我与一对儿女在澳洲的生活(三十)
陶洛诵
33.
2019年6月,我在微信公众平台“新三届”上发表文章,第一篇文章是编辑从我的“生之舞”一书中摘出的一篇文章“美女如云”。
文章发表后,就有文章中提到的美女阙蕾和没提到的美女杭雪找上门来。阙蕾的爸爸是北影名导演阙文。妈妈是中国妇联的干部。阙导演有一张“我们热爱和平”的摄影在中国可说是家喻户晓。一个男孩和一个女孩抱着和平鸽。摄于抗美援朝年代,得过一等奖。文革中阙导被关了八年,出来后拍了一部反映贺龙在文革中遭遇的电影“元帅之死”。
阙蕾认识我的时候是饭馆售货员,我出国时在北影当化妆师。联系上我的时候,已经退休。
她当过大明星于兰的秘书,上了北京电影学院,毕业后当了老师。
如果不是文化大革命,凭借她的容貌与社会关系,当个电影演员没问题。阙蕾眼光甚高,至今单身,我曾帮她介绍给二弟的同学,她看不上,二弟的同学叫吴小文,后来成了博士。
杭雪是我们银行同事,当年二十多岁,联系上我已年过六十,也退休了。
还有一个大美人张红媛,大诗人栗世征(多多)的女友,看到“我和北岛相逢在悉尼“那篇文章找上门来。红媛告诉我,她和栗世征结了婚,后来离了。
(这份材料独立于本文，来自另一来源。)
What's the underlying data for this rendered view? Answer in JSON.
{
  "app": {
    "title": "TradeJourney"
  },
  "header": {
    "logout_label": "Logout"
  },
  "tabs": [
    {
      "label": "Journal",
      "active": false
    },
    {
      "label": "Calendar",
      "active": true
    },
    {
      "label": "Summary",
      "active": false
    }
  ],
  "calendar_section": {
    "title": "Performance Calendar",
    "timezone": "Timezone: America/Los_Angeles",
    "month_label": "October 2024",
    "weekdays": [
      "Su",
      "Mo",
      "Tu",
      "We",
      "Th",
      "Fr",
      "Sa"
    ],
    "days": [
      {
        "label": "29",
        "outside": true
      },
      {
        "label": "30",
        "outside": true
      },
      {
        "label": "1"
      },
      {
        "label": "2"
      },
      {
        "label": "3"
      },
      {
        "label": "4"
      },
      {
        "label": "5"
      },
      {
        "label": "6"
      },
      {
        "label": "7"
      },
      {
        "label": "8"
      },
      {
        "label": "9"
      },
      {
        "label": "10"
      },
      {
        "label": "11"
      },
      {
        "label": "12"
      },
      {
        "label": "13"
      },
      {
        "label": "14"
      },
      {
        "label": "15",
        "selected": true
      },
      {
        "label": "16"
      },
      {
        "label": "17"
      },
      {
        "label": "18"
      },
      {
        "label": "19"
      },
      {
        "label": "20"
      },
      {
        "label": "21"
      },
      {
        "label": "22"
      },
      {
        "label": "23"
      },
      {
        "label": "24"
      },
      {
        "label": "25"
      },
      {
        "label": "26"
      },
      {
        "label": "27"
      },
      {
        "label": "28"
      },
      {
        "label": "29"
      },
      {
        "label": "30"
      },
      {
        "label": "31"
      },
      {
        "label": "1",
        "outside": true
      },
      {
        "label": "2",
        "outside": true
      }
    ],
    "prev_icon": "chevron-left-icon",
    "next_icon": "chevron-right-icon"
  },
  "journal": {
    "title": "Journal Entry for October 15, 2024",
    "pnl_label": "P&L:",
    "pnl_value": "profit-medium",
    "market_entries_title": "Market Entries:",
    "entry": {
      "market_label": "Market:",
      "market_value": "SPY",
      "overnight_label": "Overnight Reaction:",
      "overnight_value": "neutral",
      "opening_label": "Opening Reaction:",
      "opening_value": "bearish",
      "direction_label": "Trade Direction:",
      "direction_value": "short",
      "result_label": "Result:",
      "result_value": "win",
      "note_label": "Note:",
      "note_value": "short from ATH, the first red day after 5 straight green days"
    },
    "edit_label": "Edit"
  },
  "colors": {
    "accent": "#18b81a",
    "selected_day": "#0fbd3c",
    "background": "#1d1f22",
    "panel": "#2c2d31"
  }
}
多多去了荷兰,和一个汉学家结婚,有个女儿,多多在厦门大学教书。
中间也有许多认识和不认识的朋友,通过编辑找我,其中有一个是原“中学文革报”的成员帖汉。不认识的男士托我找罗文,女士托我找……
最后一个找我的大美人,是我在北京西城公安分局拘留所的狱友金铁柳。她原是景山学校的学生,文化大革命开始时只有十四岁。
我和金铁柳特别合得来,在拘留所里总偷偷交谈。这次见面也很高兴。
只是,我忙于写作,没有时间与精力在微信上活动,我关闭了微信,与所有人失去了联系,包括我的三亲六戚。希望朋友和亲戚们能原谅我!